Bauder v. State

*503OPINION

RICKHOFF, Justice.

This is a double jeopardy case. Before trial, the court granted a motion in limine barring evidence of any uncharged misconduct by the defendant, Samuel Bauder, that occurred before the charged offense.

After the jury was impaneled, the prosecutor presented the arresting officer’s testimony that he approached a car parked on Rain-tree Path. The occupants fled in the car, but the officer quickly caught them. When the driver, the appellant, got out of the car, he was barely able to stand and his pants were unbuttoned. The officer thought he appeared intoxicated. Additional testimony covered the arrest and transportation for an intoxilyzer test. After this testimony, the prosecutor asked what appellant had been doing in the parked car before the alleged crime. The officer responded in graphic language that the defendant was receiving oral sex. Defense counsel moved for a mistrial. The prosecution argued for a curative instruction, but the court granted the mistrial.

The appellant filed a petition for a pretrial writ of habeas corpus. He claimed trying his case again would subject him to double jeopardy. The trial court found that (1) the officer’s testimony about oral sex was based on conjecture and speculation, and lacked probative value; (2) the prosecutor had elicited the testimony to inject prejudice into the trial; and (3) the prosecution did not elicit the testimony to goad appellant into obtaining a mistrial. We affirm.

Mr. Bauder claims on appeal that trying him after that mistrial would violate the double jeopardy clauses of the state and federal constitutions.1 The federal double jeopardy clause bars retrial only if the government conduct in question intentionally provoked the motion for a mistrial. Oregon v. Kennedy, 456 U.S. 667, 678-79, 102 S.Ct. 2083, 2091, 72 L.Ed.2d 416 (1982).
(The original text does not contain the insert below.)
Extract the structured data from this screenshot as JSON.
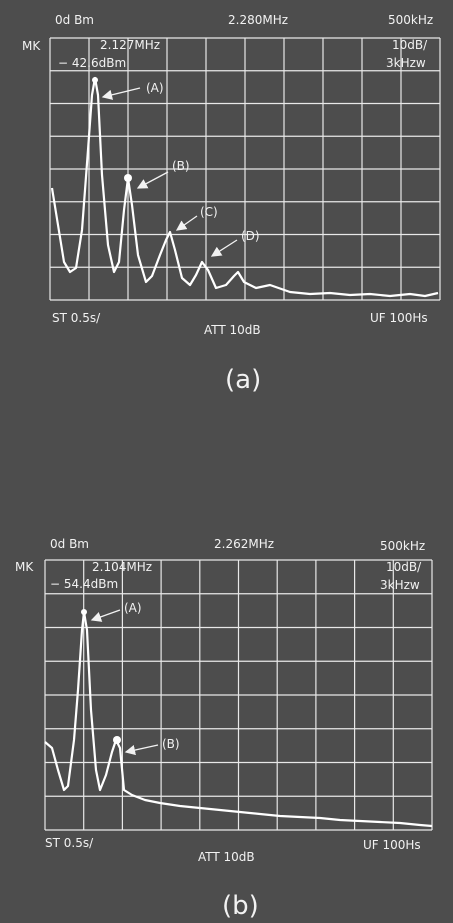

The appellant argues we should create a more generous legal standard under the state double jeopardy clause, citing Heitman v. State, 815 S.W.2d 681 (Tex.Crim.App.1991). Although existing cases on point predate Heitman, we see no reason to deviate from the pronouncements of the Texas Court of Criminal Appeals. See, e.g., Collins v. State, 640 S.W.2d 288, 290 (Tex.Crim.App.1982). (The Kennedy standard applies in Texas.).

As the Supreme Court stated in Oregon v. Kennedy:

Prosecutorial conduct that might be viewed as harassment or overreaching, even if sufficient to justify a mistrial on defendant’s motion, therefore, does not bar retrial absent intent on the part of the prosecutor to subvert the protections afforded by the Double Jeopardy Clause. A defendant’s motion for a mistrial constitutes “a deliberate election on his part to forgo his valued right to have his guilt or innocence determined before the first trier of fact.”
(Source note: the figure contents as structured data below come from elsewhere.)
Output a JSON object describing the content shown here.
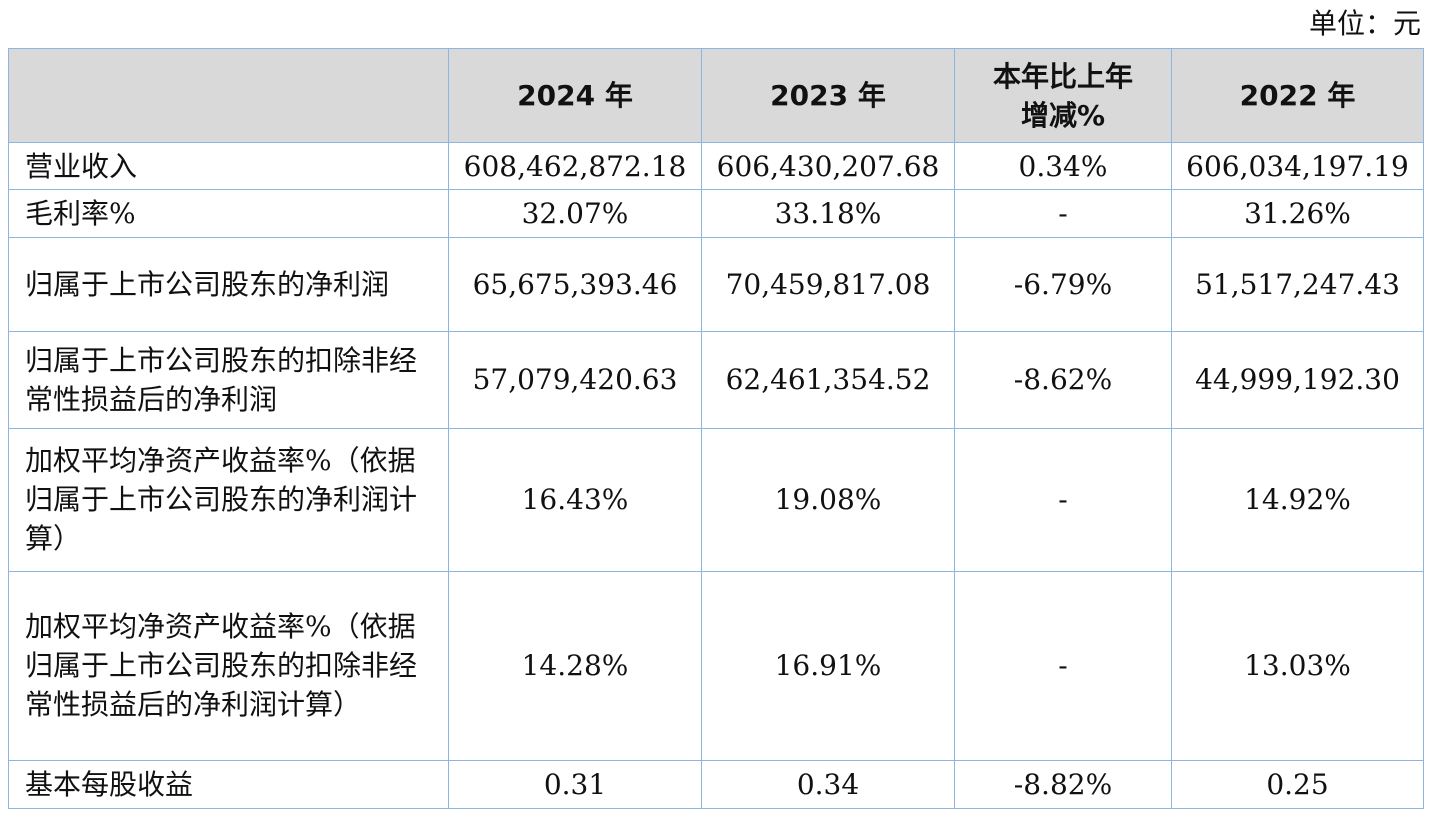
{
  "unit_label": "单位：元",
  "table": {
    "headers": [
      "",
      "2024 年",
      "2023 年",
      "本年比上年增减%",
      "2022 年"
    ],
    "rows": [
      {
        "label": "营业收入",
        "y2024": "608,462,872.18",
        "y2023": "606,430,207.68",
        "change": "0.34%",
        "y2022": "606,034,197.19"
      },
      {
        "label": "毛利率%",
        "y2024": "32.07%",
        "y2023": "33.18%",
        "change": "-",
        "y2022": "31.26%"
      },
      {
        "label": "归属于上市公司股东的净利润",
        "y2024": "65,675,393.46",
        "y2023": "70,459,817.08",
        "change": "-6.79%",
        "y2022": "51,517,247.43"
      },
      {
        "label": "归属于上市公司股东的扣除非经常性损益后的净利润",
        "y2024": "57,079,420.63",
        "y2023": "62,461,354.52",
        "change": "-8.62%",
        "y2022": "44,999,192.30"
      },
      {
        "label": "加权平均净资产收益率%（依据归属于上市公司股东的净利润计算）",
        "y2024": "16.43%",
        "y2023": "19.08%",
        "change": "-",
        "y2022": "14.92%"
      },
      {
        "label": "加权平均净资产收益率%（依据归属于上市公司股东的扣除非经常性损益后的净利润计算）",
        "y2024": "14.28%",
        "y2023": "16.91%",
        "change": "-",
        "y2022": "13.03%"
      },
      {
        "label": "基本每股收益",
        "y2024": "0.31",
        "y2023": "0.34",
        "change": "-8.82%",
        "y2022": "0.25"
      }
    ]
  }
}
456 U.S. at 675-76, 102 S.Ct. at 2089 (citation omiztted).

As a matter of federal law the intent of the prosecutor is a question for the trier of fact. Collins v. State, 640 S.W.2d at 288. In this habeas corpus proceeding, the trial judge was the trier of fact. Tex.Code CRiM. PROcAnn. art. 11.44 (Vernon 1979). Since the trial judge in this case was present as the events unfolded, and since he had the opportunity to judge the demeanor and credibility of the actors and witnesses, it was and should be his responsibility to infer the existence or non-existence of the requisite intent from the objective facts and circumstances. Anderson v. State, 635 S.W.2d 722, 726 (Tex.Crim.App.1982).

While safeguarding fundamental rights is the responsibility of every member of the bar, the duty falls primarily on trial judges. Individual prosecutors have provoked—and will provoke—mistrials intentionally. Their testimony about their intent is not determinative. Judging the intent of advocates is but one of many difficult fact determinations for all trial judges. The great difficulty inherent in judging human behavior is why appellate courts impose their judgment only when the trial court’s determination is clearly erroneous. Ex parte May, 852 S.W.2d 3, 5 (Tex.App.—Dallas 1993, pet ref'd).

*504Under the record, we cannot conclude he was wrong. The appellant’s points are overruled, and the decision of the trial court is affirmed.

. U.S. Const, amend V; Tex. Const., art. I, § 14.